Methane is the simplest hydrocarbon, yet it exhibits an extraordinarily complicated series of crystal phases. Notably, the non-plastic phases have large unit cells with nearly, but not quite cubic symmetry. Furthermore, although non-polar molecules interact very weakly, their reorganisation across phase transitions is very sluggish. Here, we demonstrate that these complex structures can be understood as simple packing of near-spherical supermolecular clusters of methane molecules: the departure from cubic symmetry arising from the non-spherical nature of the molecules. We use molecular dynamics based on density functional theory calculations to simulate the finite-temperature crystal structures of methane, finding that the complex Phase A is based around a 13-molecule regular icosahedron, with 8 additional molecules forming the 21-molecule unit cell. Similarly, Phase B is based on a body-centred cubic bcc packing of 17-molecule Z16 polyhedra, with the remaining 12 molecules per cell in tetrahedral interstices. We demonstrate that the favored intermolecular separation depends sensitively on molecular orientation, leading to hindered rotation and suppressed entropy. The structures are determined by a trade-off between efficient packing and entropy.

Figures (8)

• Figure 1: (Left) Mean squared displacement (MSD) of CH$_4$ in phases I, A, B and HP. For each phase, C- and H-only MSDs are shown. The high mobility of the H atoms compared to the nearly stationary C atoms is characteristic of plastic solid phases. (Right) Partial radial distribution functions for C--C, H--H, and C--H pairs.

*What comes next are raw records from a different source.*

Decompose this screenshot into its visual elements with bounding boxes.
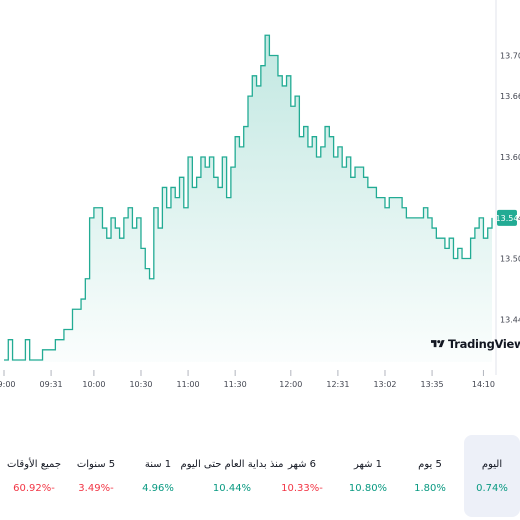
period-tab[interactable]: 1 سنة 4.96% <box>129 435 187 517</box>
x-tick-label: 13:02 <box>373 380 396 389</box>
y-tick-label: 13.70 <box>500 52 520 61</box>
x-tick-label: 10:00 <box>82 380 105 389</box>
last-price-label: 13.54 <box>496 214 519 223</box>
watermark-text: TradingView <box>448 337 520 351</box>
price-line <box>4 34 493 361</box>
x-tick-label: 11:00 <box>177 380 200 389</box>
period-label: اليوم <box>481 458 503 470</box>
period-tab[interactable]: منذ بداية العام حتى اليوم 10.44% <box>180 435 284 517</box>
x-tick-label: 13:35 <box>421 380 444 389</box>
period-label: 1 شهر <box>353 458 383 470</box>
y-tick-label: 13.50 <box>500 254 520 263</box>
performance-periods-bar: اليوم 0.74% 5 يوم 1.80% 1 شهر 10.80% 6 شهر 10.3… <box>0 435 520 517</box>
price-area-fill <box>4 35 492 362</box>
period-change-value: 10.44% <box>212 482 252 494</box>
x-tick-label: 10:30 <box>129 380 152 389</box>
period-change-value: 10.33%- <box>281 482 323 494</box>
period-tab[interactable]: 5 يوم 1.80% <box>401 435 459 517</box>
period-change-value: 10.80% <box>348 482 388 494</box>
y-tick-label: 13.44 <box>500 315 520 324</box>
period-tab[interactable]: 6 شهر 10.33%- <box>273 435 331 517</box>
period-label: منذ بداية العام حتى اليوم <box>180 458 284 470</box>
tradingview-watermark[interactable]: TradingView <box>431 334 520 354</box>
period-tab[interactable]: اليوم 0.74% <box>464 435 520 517</box>
x-tick-label: 12:31 <box>326 380 349 389</box>
x-tick-label: 12:00 <box>279 380 302 389</box>
period-change-value: 0.74% <box>476 482 508 494</box>
period-tab[interactable]: 5 سنوات 3.49%- <box>67 435 125 517</box>
period-tab[interactable]: جميع الأوقات 60.92%- <box>0 435 69 517</box>
last-price-badge <box>497 209 517 226</box>
period-label: 5 يوم <box>418 458 442 470</box>
period-change-value: 4.96% <box>142 482 174 494</box>
x-tick-label: 14:10 <box>472 380 495 389</box>
period-tab[interactable]: 1 شهر 10.80% <box>339 435 397 517</box>
x-tick-label: 11:30 <box>224 380 247 389</box>
x-tick-label: 09:00 <box>0 380 16 389</box>
tradingview-logo-icon <box>431 340 445 348</box>
period-change-value: 1.80% <box>414 482 446 494</box>
period-change-value: 3.49%- <box>78 482 114 494</box>
y-tick-label: 13.60 <box>500 153 520 162</box>
period-label: 1 سنة <box>144 458 172 470</box>
price-chart[interactable]: 13.7013.6613.6013.5413.5013.4413.5409:00… <box>0 0 520 400</box>
price-chart-area[interactable]: 13.7013.6613.6013.5413.5013.4413.5409:00… <box>0 0 520 400</box>
y-tick-label: 13.66 <box>500 92 520 101</box>
x-tick-label: 09:31 <box>40 380 63 389</box>
period-label: 5 سنوات <box>76 458 116 470</box>
period-change-value: 60.92%- <box>13 482 55 494</box>
period-label: 6 شهر <box>287 458 317 470</box>
period-label: جميع الأوقات <box>6 458 62 470</box>
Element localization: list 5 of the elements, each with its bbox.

• Figure 2: Top left and bottom left: site--site RDFs and ADFs for C--C pairs in CH$_4$ Phase I ($Fm\overline{3}m$, single Wyckoff site a). RDF and ADF curves computed separately for each symmetrically equivalent carbon (all on the a site) lie on top of one another, coinciding with the corresponding ensemble-averaged distributions and confirming the expected $fcc$ positional order. Top right: Mollweide projection of the ensemble-averaged orientational PDF, showing pronounced preferred orientations and avoidance of eight distinct directions; the corresponding rotational entropy is $S^\mathrm{rot} = 0.78$ per molecule, indicating that the CH$_4$ molecules are not free rotors. Bottom right: the same PDF, smoothed with a Gaussian kernel with $\mathrm{FWHM} = 10^\circ$ and labelled with the cubic crystallographic directions. C--H bonds avoid the cube body-diagonal $\langle 111 \rangle$ directions, so C--H--C contacts with the 12 nearest neighbours are formed and broken along preferred, off-diagonal orientational pathways. This behaviour is consistent with CH$_4$ molecules acting as hindered rotors on the $fcc$ lattice sites, rather than freely sampling all orientations.
• Figure 3: C--C radial and angular distribution functions showing the five environments (Wyckoff sites) of molecules in methane Phase A simulations. The rotating molecule on the 1b site has the largest near-neighbour separations. Molecule in the 1b site is hindered-rotor like; one 6f site, labelled f1, has notably higher entropy than the remaining f-sites. Note that PDF (right) colour scale is different than in Fig. \ref{['fig:phaseI']}. None of the molecules can be considered as "static".
• Figure 4: Phase A at 8 GPa and 300 K, based on 50 uncorrelated frames from BOMD. (Left) Neutron diffraction simulation (all H replaced by D) for run with a triclinic cell. (Middle) Measured neutron diffraction pattern by Maynard-Casely et al.maynard2010. Red circles mark diamond peaks coming from the anvils of the pressure cell. (Right) Simulated neutron diffraction for run with a rhombohedral cell.
• Figure 5: Phase B (top row) and HP (bottom row). The symmetry breaking in B-HP relates $\text{2a} \rightarrow \text{a2}$; $\text{8c} \rightarrow \text{a1, b7}$; $\text{24g1} \rightarrow \text{b1, b2, b6, b9}$; $\text{24g2} \rightarrow \text{b3, b4, b5, b8}$. Phase B molecules on the c and g1 sites show some reorientational behavior, other sites are largely fixed.